All of this is driven, of course, by, among other things, the tendency of systems whose behaviors build advantage and/or a survivability margin to advance relative to those systems which do not. (Thus, between disasters, Earth’s ecosystems tend to become ever richer and more varied.)

Everything I’ve said in my book on general systems theory (Win Wenger, Ph.D., Toward A General Theory of Systems: One Man’s Window on Our Universe. Gaithersburg, MD: Library of the Republic of the Sciences, Project Renaissance, 1981) is subsumed under this discussion. Especially since, starting with chaos, I classified all types of systems according to their respective strategies, once formed, for resisting entropy (2nd Law of Thermodynamics — “entropy” — the tendency to be destroyed and their “elements returned to the soup”). Given available energy and sufficient scope and time, the elements of chaos or a chaotic situation necessarily tend to drift into or “clump up” in systems or relationships which, for one reason or another, are relatively longer lasting in duration.

The universe of sub-atomic particles described this negentropic path into order, long ago. The atomic, molecular and macroscopic universe is evolving along such a path now, with its “upper outcroppings” consisting of those complexly homeostatic forms best described as being “life” or “alive”—and whose “upper outcroppings” in turn may best be described as “intelligent”—and whose “upper outcroppings” may in turn perhaps be best described as “civilizations”—and whose “upper outcroppings,” in turn….?)

Nearly all long-lasting systems or dynamic arrangements, however arrived at, are complexly homeostatic because that is one of the very best effective strategies for avoiding for a while having one’s “elements returned to the soup.” Over sufficient time and scope, the elements of any chaos, as do the elements—or ingredients, if you prefer—of our present universe, cumulatively tend to drift into such longer-lasting systems/arrangements. Most of these are, by the efficacy of that strategy, complexly homeostatic.

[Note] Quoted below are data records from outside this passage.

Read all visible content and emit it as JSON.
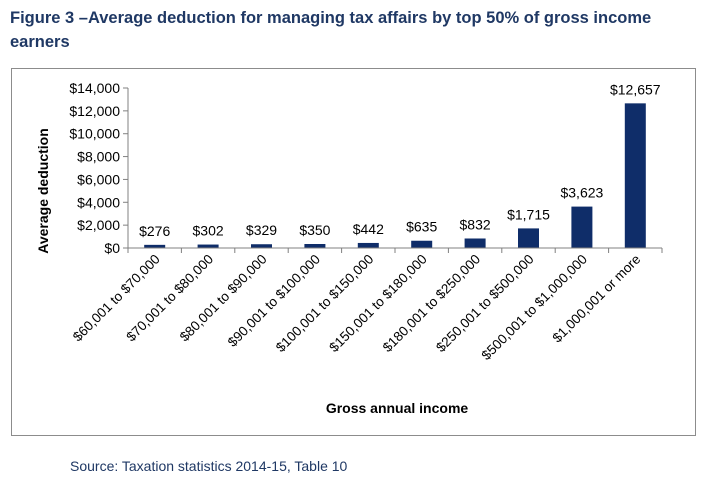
{
  "title": "Figure 3 –Average deduction for managing tax affairs by top 50% of gross income earners",
  "source": "Source: Taxation statistics 2014-15, Table 10",
  "colors": {
    "bar": "#0f2d69",
    "title": "#1f3864",
    "axis": "#808080",
    "text": "#000000"
  },
  "chart_data": {
    "type": "bar",
    "title": "",
    "xlabel": "Gross annual income",
    "ylabel": "Average deduction",
    "ylim": [
      0,
      14000
    ],
    "yticks": [
      0,
      2000,
      4000,
      6000,
      8000,
      10000,
      12000,
      14000
    ],
    "ytick_labels": [
      "$0",
      "$2,000",
      "$4,000",
      "$6,000",
      "$8,000",
      "$10,000",
      "$12,000",
      "$14,000"
    ],
    "grid": false,
    "legend": "none",
    "categories": [
      "$60,001 to $70,000",
      "$70,001 to $80,000",
      "$80,001 to $90,000",
      "$90,001 to $100,000",
      "$100,001 to $150,000",
      "$150,001 to $180,000",
      "$180,001 to $250,000",
      "$250,001 to $500,000",
      "$500,001 to $1,000,000",
      "$1,000,001 or more"
    ],
    "values": [
      276,
      302,
      329,
      350,
      442,
      635,
      832,
      1715,
      3623,
      12657
    ],
    "data_labels": [
      "$276",
      "$302",
      "$329",
      "$350",
      "$442",
      "$635",
      "$832",
      "$1,715",
      "$3,623",
      "$12,657"
    ]
  }
}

This tendency is further and greatly amplified by some of those systems’ or arrangements’ having also hit upon the strategy of self-replication, vastly increasing the proportion of the universe which gets caught up in such arrangements.

Nearly all the longer-lasting among complexly homeostatic systems, surviving in a changing world, must by definition take in and incorporate into their own ongoing behaviors the feedbacks they receive from their behavior’s and presence’s effects on their surroundings. This by definition is psychology’s “law of effect,” so nearly all complexly homeostatic systems, living and non-living, are susceptible to “reinforcement.” The law of effect for animal behavior thus serves also as a law of all types of lifekind systems and of living and non-living systems. The prime law of animal behavior thus is a law of physics.

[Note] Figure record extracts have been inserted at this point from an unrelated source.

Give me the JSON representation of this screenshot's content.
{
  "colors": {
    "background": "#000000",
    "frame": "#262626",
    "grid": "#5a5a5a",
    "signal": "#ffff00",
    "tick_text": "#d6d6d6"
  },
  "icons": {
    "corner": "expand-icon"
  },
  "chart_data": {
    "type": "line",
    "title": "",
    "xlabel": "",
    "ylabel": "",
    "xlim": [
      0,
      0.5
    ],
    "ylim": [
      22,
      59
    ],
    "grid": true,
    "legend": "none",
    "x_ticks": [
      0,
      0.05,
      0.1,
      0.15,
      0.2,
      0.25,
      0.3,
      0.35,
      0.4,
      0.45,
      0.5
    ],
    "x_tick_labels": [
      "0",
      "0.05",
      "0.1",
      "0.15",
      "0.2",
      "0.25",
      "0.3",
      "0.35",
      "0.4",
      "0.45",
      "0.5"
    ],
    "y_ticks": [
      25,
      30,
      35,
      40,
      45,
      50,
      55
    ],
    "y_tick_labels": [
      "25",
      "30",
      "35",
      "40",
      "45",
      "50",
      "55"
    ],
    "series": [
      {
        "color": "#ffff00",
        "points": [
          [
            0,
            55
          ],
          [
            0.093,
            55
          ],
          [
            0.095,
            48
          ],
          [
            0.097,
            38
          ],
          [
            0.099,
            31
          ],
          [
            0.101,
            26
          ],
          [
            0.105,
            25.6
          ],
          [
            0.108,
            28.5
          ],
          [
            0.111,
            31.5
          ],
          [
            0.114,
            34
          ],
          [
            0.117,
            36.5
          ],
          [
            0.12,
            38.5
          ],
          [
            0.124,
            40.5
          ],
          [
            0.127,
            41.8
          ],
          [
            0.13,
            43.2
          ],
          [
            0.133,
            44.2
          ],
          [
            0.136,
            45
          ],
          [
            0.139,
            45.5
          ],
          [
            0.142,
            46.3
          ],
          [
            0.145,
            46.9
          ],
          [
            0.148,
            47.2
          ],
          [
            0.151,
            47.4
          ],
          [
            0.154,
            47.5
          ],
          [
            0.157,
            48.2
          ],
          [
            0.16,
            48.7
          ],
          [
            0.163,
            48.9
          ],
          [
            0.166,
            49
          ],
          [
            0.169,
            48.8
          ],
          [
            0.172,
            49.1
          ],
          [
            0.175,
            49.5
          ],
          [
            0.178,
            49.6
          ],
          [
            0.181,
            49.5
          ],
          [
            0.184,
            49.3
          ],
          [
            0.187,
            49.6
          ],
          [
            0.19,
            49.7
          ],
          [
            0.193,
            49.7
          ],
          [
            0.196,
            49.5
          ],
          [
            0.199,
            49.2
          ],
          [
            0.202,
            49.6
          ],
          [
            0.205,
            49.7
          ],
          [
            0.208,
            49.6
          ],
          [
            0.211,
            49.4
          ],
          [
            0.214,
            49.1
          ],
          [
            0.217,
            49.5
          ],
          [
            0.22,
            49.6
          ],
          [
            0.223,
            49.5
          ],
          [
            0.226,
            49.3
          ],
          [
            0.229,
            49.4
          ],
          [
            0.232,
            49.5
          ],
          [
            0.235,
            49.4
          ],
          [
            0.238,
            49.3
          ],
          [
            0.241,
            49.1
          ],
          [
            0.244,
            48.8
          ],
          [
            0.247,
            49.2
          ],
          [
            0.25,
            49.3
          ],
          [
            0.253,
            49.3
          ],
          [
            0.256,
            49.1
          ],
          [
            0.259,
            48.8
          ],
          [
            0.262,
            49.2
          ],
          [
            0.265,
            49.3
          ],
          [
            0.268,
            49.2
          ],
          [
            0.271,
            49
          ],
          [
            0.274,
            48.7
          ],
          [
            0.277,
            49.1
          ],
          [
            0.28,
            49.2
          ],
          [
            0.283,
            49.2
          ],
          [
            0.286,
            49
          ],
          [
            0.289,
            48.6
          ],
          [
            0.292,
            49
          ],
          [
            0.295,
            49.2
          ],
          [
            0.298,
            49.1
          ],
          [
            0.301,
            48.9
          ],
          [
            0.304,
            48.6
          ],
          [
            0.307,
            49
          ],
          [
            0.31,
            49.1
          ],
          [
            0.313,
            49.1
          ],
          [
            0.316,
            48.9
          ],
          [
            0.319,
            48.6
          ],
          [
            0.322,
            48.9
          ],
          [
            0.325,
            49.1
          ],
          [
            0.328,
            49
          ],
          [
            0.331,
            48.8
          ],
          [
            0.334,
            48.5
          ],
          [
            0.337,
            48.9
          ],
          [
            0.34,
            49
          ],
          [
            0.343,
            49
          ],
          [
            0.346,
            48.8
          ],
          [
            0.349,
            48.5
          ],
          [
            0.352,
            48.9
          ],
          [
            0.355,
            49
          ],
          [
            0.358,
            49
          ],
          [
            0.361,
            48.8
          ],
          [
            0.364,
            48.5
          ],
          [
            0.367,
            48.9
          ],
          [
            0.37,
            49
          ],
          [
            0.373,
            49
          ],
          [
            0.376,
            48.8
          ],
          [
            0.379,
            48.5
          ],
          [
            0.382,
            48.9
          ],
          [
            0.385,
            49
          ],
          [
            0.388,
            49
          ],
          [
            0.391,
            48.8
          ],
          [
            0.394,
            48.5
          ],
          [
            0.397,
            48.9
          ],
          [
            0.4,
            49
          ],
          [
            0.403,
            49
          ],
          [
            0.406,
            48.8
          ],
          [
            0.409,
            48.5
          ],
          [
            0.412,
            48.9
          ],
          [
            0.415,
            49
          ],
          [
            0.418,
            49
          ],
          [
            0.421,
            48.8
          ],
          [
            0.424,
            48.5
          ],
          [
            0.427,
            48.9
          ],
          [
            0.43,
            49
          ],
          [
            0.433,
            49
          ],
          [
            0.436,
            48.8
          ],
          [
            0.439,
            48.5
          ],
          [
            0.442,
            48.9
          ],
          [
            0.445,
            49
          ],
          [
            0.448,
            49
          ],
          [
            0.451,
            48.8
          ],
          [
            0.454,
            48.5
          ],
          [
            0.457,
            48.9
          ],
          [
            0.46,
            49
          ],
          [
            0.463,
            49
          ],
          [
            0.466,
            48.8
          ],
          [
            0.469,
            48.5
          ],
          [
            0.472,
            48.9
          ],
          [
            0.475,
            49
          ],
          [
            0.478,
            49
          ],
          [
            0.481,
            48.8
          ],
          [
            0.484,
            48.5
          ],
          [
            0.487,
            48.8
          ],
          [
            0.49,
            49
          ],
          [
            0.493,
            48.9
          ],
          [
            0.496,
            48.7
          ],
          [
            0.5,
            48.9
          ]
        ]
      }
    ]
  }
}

And, again by definition, it is the basis of unfolding Mandelbrot-like complexities and elaborations of fractal structure and behavior. (Complexly homeostatic systems incorporate a portion of their feedbacks into their own ongoing evolution, while remaining also recognizably themselves…)

More generally still, given the natural progression of arrangements (and/or systems) into arrangements of arrangements, systems of systems, and so on into ever more involved orders, we have the continuing propinquity of behaviors and streams of events which fulfill every definition for the conditions of intermodulation.

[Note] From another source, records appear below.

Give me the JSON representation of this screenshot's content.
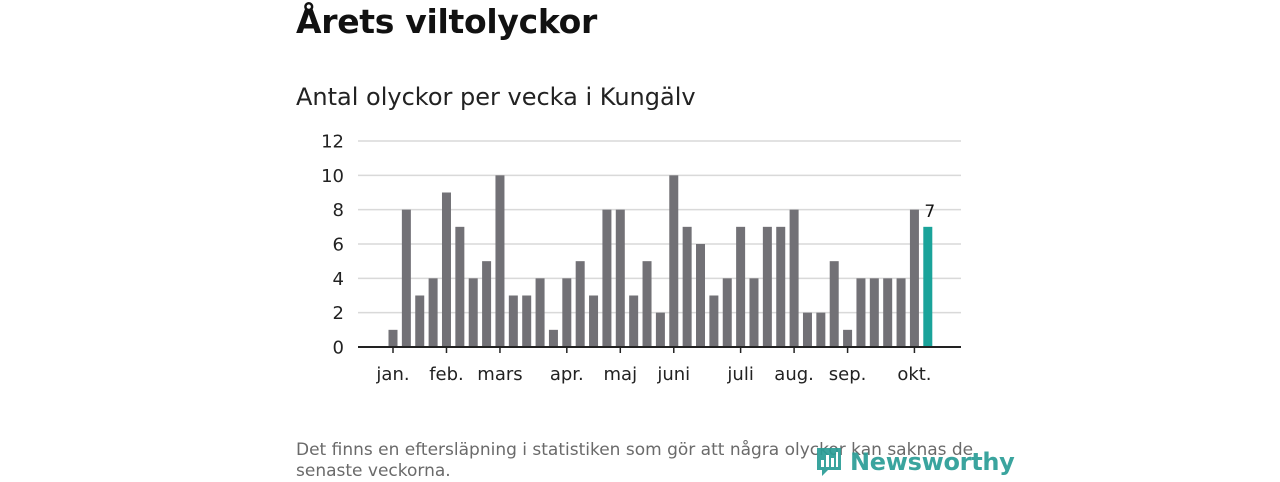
{
  "header": {
    "title": "Årets viltolyckor",
    "subtitle": "Antal olyckor per vecka i Kungälv"
  },
  "footer": {
    "note": "Det finns en eftersläpning i statistiken som gör att några olyckor kan saknas de senaste veckorna.",
    "logo_text": "Newsworthy",
    "logo_color": "#2a9d96"
  },
  "chart_data": {
    "type": "bar",
    "title": "Antal olyckor per vecka i Kungälv",
    "xlabel": "",
    "ylabel": "",
    "ylim": [
      0,
      12
    ],
    "yticks": [
      0,
      2,
      4,
      6,
      8,
      10,
      12
    ],
    "grid": true,
    "colors": {
      "bar": "#727176",
      "highlight": "#1aa39a",
      "grid": "#d9d9d9",
      "axis": "#222222"
    },
    "weeks": [
      1,
      2,
      3,
      4,
      5,
      6,
      7,
      8,
      9,
      10,
      11,
      12,
      13,
      14,
      15,
      16,
      17,
      18,
      19,
      20,
      21,
      22,
      23,
      24,
      25,
      26,
      27,
      28,
      29,
      30,
      31,
      32,
      33,
      34,
      35,
      36,
      37,
      38,
      39,
      40,
      41
    ],
    "values": [
      1,
      8,
      3,
      4,
      9,
      7,
      4,
      5,
      10,
      3,
      3,
      4,
      1,
      4,
      5,
      3,
      8,
      8,
      3,
      5,
      2,
      10,
      7,
      6,
      3,
      4,
      7,
      4,
      7,
      7,
      8,
      2,
      2,
      5,
      1,
      4,
      4,
      4,
      4,
      8,
      7
    ],
    "highlight_index": 40,
    "highlight_label": "7",
    "month_labels": [
      {
        "label": "jan.",
        "week": 1
      },
      {
        "label": "feb.",
        "week": 5
      },
      {
        "label": "mars",
        "week": 9
      },
      {
        "label": "apr.",
        "week": 14
      },
      {
        "label": "maj",
        "week": 18
      },
      {
        "label": "juni",
        "week": 22
      },
      {
        "label": "juli",
        "week": 27
      },
      {
        "label": "aug.",
        "week": 31
      },
      {
        "label": "sep.",
        "week": 35
      },
      {
        "label": "okt.",
        "week": 40
      }
    ]
  }
}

It is the writer’s contention that to pull together, into one conceptual frame and inquiry, all the observations made in various sciences and specialties regarding behaviors and/or events playing off one-another (i.e., intermodulation), from physical acoustics and holography and orbital mechanics in astronomy, and likewise from various of the life sciences and even from historical observations, will prove enormously productive of further understandings.